When IT began planning a converged voice, data and video infrastructure, it quickly became obvious that the existing patchwork of connections was incapable of supporting such a migration. We sought a cost-effective way to scale the network and accommodate future applications and services, but the search was stymied by the lack of acceptable leased-line alternatives and the cost of running fiber.

We began exploring other options for network access and backhaul to connect dispersed locations and transport traffic over a high-speed backbone. While some of Temple’s buildings are located in close proximity, others are miles apart.

With the help of a contractor, we realized the 10 water towers that ring the city provide an excellent line-of-sight solution for reaching most locations. We deployed BridgeWave Communications 80-gigahertz Gigabit Ethernet wireless links and mesh gateways at the water towers. The wireless links provide the backhaul and the mesh gateways provide connectivity for buildings and mobile workers.

We took a nontraditional approach to implementing the citywide mesh network by initially targeting wireless connections to municipal facilities and high-priority zones or corridors, while supporting emerging public-safety, video surveillance and disaster recovery applications.
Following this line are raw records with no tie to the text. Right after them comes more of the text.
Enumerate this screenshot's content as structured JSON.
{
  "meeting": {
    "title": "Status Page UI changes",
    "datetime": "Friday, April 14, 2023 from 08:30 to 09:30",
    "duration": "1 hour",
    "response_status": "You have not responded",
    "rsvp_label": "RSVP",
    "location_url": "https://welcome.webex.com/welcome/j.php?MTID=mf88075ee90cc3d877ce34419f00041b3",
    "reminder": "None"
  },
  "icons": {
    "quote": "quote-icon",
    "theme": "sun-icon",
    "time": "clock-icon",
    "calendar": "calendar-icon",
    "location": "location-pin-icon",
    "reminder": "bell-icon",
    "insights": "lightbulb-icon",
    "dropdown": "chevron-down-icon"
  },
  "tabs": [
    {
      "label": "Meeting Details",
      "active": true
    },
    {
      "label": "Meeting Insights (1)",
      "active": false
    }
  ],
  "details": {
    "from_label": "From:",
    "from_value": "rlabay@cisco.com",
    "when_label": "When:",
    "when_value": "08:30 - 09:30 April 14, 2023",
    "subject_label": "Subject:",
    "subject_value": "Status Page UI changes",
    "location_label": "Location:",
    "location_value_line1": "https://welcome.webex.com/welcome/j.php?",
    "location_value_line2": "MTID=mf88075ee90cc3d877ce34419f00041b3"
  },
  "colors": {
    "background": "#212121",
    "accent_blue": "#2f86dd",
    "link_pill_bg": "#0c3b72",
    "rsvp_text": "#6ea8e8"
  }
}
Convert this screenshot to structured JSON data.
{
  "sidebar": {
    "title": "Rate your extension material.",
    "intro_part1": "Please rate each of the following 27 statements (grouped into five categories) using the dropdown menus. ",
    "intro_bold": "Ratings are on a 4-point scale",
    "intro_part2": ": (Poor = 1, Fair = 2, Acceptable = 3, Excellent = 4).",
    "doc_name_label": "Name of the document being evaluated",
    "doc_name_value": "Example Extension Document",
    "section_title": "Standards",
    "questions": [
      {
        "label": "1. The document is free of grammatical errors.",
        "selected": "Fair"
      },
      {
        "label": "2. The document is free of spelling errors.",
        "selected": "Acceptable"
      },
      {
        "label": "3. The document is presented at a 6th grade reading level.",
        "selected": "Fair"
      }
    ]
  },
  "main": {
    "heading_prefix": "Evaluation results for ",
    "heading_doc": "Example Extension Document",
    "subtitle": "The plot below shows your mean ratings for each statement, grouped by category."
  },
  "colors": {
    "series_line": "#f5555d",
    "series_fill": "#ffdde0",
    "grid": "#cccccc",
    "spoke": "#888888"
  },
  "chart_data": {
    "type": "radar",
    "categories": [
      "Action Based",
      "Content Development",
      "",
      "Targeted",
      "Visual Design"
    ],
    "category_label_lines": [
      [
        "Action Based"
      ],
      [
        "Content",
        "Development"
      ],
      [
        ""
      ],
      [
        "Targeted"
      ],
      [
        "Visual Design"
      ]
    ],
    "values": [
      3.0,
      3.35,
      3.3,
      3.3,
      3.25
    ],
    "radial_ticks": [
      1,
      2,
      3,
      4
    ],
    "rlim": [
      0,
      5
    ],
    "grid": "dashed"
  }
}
This approach took less cost and risk than implementing a fully operational mesh network across the city.

The city of Temple completed its high-speed wireless network in 2008 to meet current requirements while creating seemingly endless possibilities for the future. The self-healing network aggregates and backhauls traffic over a mesh-ring topology with built-in redundancy for maximum service availability. City employees in outlying areas who once were challenged with issues of basic connectivity and network congestion are ecstatic over the ease and speed with which they now can access, transmit and download data.

Our wireless network is proving instrumental in the city’s initiative to install video surveillance cameras on all city buildings and public-works facilities. We’ve started performing round-the-clock remote monitoring using multiple video cameras at the airport and library, and later this year will install video cameras on our water towers and water treatment plants to meet a Homeland Security requirement.

What’s more, we’ve begun migrating traffic from signal, public-safety and freshwater infrastructure monitoring applications onto the high-speed wireless network, improving connectivity and reducing network complexity. Because new network nodes can be deployed quickly and easily, the city also has identified an opportunity to set up temporary mobile data locations around the city as part of a far-reaching disaster recovery plan.

We spent about $400,000 on the new wireless network and forecast a full return on investment in less than three years. The overall cost savings are compelling. We save an estimated $100,000 per year by connecting our facilities over a wireless network, and are poised to save hundreds of thousands of dollars in network deployment costs and access fees.

By taking a strategic approach to mesh networks, the city of Temple has been able to provide sufficient bandwidth while controlling maintenance costs.